いつも通り起きたが、どうやら昨夜のお酒が抜けていない。

午前中に用事を済ませるつもりが、身体の声をよく聞きながら準備をしていたらすぐに午後になった。

久しぶりに意識のある状態で家に長時間滞在したような気がする。

いないと疲れるし、いすぎても塞ぎ込むし、塩梅が難しい。


地元からりんごが届いたので、それを持って前職の会社に挨拶に行った。

精神的にヘロヘロになって辞めてしまった会社なので、皆んなに口々に元気になった?と尋ねられる。

元気です!と応えることにちょっと罪悪感がある。


会社を辞める時、失恋に似たような気持ちになった覚えがある。

そこで実現したい夢をもち、自分なりに愛した存在だった。

辞めてからしばらくは自分が選ばなかった人生のことについてばかり考えていた。

やはり、時間が経てば経つほど、社への思いは薄く遠くなっていく。

せめて遠くからでも応援する関係性を築きたいけど、かつての同僚一人一人への信頼があると同時に会社全体への不信感は拭いきれていなくて、まだそこまで大人にはなれていないんだな、と思う。


ビニール袋いっぱいに、製品にならない規格の大根だの人参だのごぼうだの、新しい加工品の試作だの、お菓子だの缶コーヒーだのを入れてもらって帰路についた。

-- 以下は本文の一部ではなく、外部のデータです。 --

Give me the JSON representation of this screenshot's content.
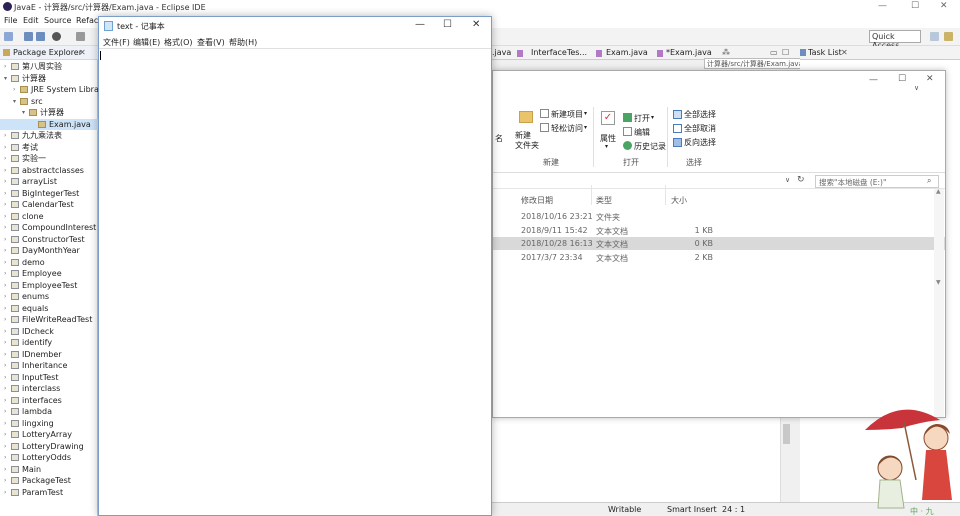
{
  "eclipse": {
    "title": "JavaE - 计算器/src/计算器/Exam.java - Eclipse IDE",
    "menu": [
      "File",
      "Edit",
      "Source",
      "Refac"
    ],
    "quick_access": "Quick Access",
    "package_explorer": {
      "title": "Package Explorer",
      "tree": [
        {
          "label": "第八周实验",
          "level": 0,
          "expanded": false
        },
        {
          "label": "计算器",
          "level": 0,
          "expanded": true
        },
        {
          "label": "JRE System Librar",
          "level": 1,
          "expanded": false
        },
        {
          "label": "src",
          "level": 1,
          "expanded": true
        },
        {
          "label": "计算器",
          "level": 2,
          "expanded": true
        },
        {
          "label": "Exam.java",
          "level": 3,
          "expanded": false,
          "selected": true
        },
        {
          "label": "九九乘法表",
          "level": 0
        },
        {
          "label": "考试",
          "level": 0
        },
        {
          "label": "实验一",
          "level": 0
        },
        {
          "label": "abstractclasses",
          "level": 0
        },
        {
          "label": "arrayList",
          "level": 0
        },
        {
          "label": "BigIntegerTest",
          "level": 0
        },
        {
          "label": "CalendarTest",
          "level": 0
        },
        {
          "label": "clone",
          "level": 0
        },
        {
          "label": "CompoundInterest",
          "level": 0
        },
        {
          "label": "ConstructorTest",
          "level": 0
        },
        {
          "label": "DayMonthYear",
          "level": 0
        },
        {
          "label": "demo",
          "level": 0
        },
        {
          "label": "Employee",
          "level": 0
        },
        {
          "label": "EmployeeTest",
          "level": 0
        },
        {
          "label": "enums",
          "level": 0
        },
        {
          "label": "equals",
          "level": 0
        },
        {
          "label": "FileWriteReadTest",
          "level": 0
        },
        {
          "label": "IDcheck",
          "level": 0
        },
        {
          "label": "identify",
          "level": 0
        },
        {
          "label": "IDnember",
          "level": 0
        },
        {
          "label": "Inheritance",
          "level": 0
        },
        {
          "label": "InputTest",
          "level": 0
        },
        {
          "label": "interclass",
          "level": 0
        },
        {
          "label": "interfaces",
          "level": 0
        },
        {
          "label": "lambda",
          "level": 0
        },
        {
          "label": "lingxing",
          "level": 0
        },
        {
          "label": "LotteryArray",
          "level": 0
        },
        {
          "label": "LotteryDrawing",
          "level": 0
        },
        {
          "label": "LotteryOdds",
          "level": 0
        },
        {
          "label": "Main",
          "level": 0
        },
        {
          "label": "PackageTest",
          "level": 0
        },
        {
          "label": "ParamTest",
          "level": 0
        }
      ]
    },
    "editor_tabs": [
      ".java",
      "InterfaceTes...",
      "Exam.java",
      "*Exam.java"
    ],
    "breadcrumb": "计算器/src/计算器/Exam.java",
    "task_list": "Task List",
    "status": {
      "writable": "Writable",
      "insert": "Smart Insert",
      "position": "24 : 1"
    }
  },
  "explorer": {
    "ribbon": {
      "rename_partial": "名",
      "new_folder": "新建\n文件夹",
      "new_item": "新建项目",
      "easy_access": "轻松访问",
      "group_new": "新建",
      "properties": "属性",
      "open": "打开",
      "edit": "编辑",
      "history": "历史记录",
      "group_open": "打开",
      "select_all": "全部选择",
      "select_none": "全部取消",
      "invert": "反向选择",
      "group_select": "选择"
    },
    "search_placeholder": "搜索\"本地磁盘 (E:)\"",
    "columns": {
      "date": "修改日期",
      "type": "类型",
      "size": "大小"
    },
    "rows": [
      {
        "date": "2018/10/16 23:21",
        "type": "文件夹",
        "size": ""
      },
      {
        "date": "2018/9/11 15:42",
        "type": "文本文档",
        "size": "1 KB"
      },
      {
        "date": "2018/10/28 16:13",
        "type": "文本文档",
        "size": "0 KB",
        "selected": true
      },
      {
        "date": "2017/3/7 23:34",
        "type": "文本文档",
        "size": "2 KB"
      }
    ]
  },
  "notepad": {
    "title": "text - 记事本",
    "menu": [
      "文件(F)",
      "编辑(E)",
      "格式(O)",
      "查看(V)",
      "帮助(H)"
    ],
    "content": ""
  },
  "colors": {
    "accent": "#0078d7",
    "selection": "#d9d9d9"
  }
}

ここの人たちは与えることに惜しみないところがうつくしかった。


夜は、1年半ぶりに会う友人とご飯を食べて、家に泊めてもらった。

日本全国の女同士が行っているであろう愚痴の吐き出し合いを飲み屋の個室で再現する。

仕事と肉体と精神の成長と衰えのタイミングが自分やまして他の誰かと完全に合致することってなかなかなかなくて、難しい。

いま私はまっさらで気楽なつもりでいるけど、私たちは根本的に人と生きるということからは逃れられないし、それは本当に大変なことだと思う。


友人がこの春から彼氏と同棲している部屋はどえらい広さの新築で、まるで2人くらい子供のいる家族が住む家のようで大いにたまげた。

存分にたまげおわると、そこかしこに転がる生活感が実家のようで、かえって落ち着く。

みんないろんな部屋に住んでいろんな仕事をしていろんな生活をしているんだなぁ。

みんなのそれぞれにちょっとずつ無責任にお邪魔させていただいている。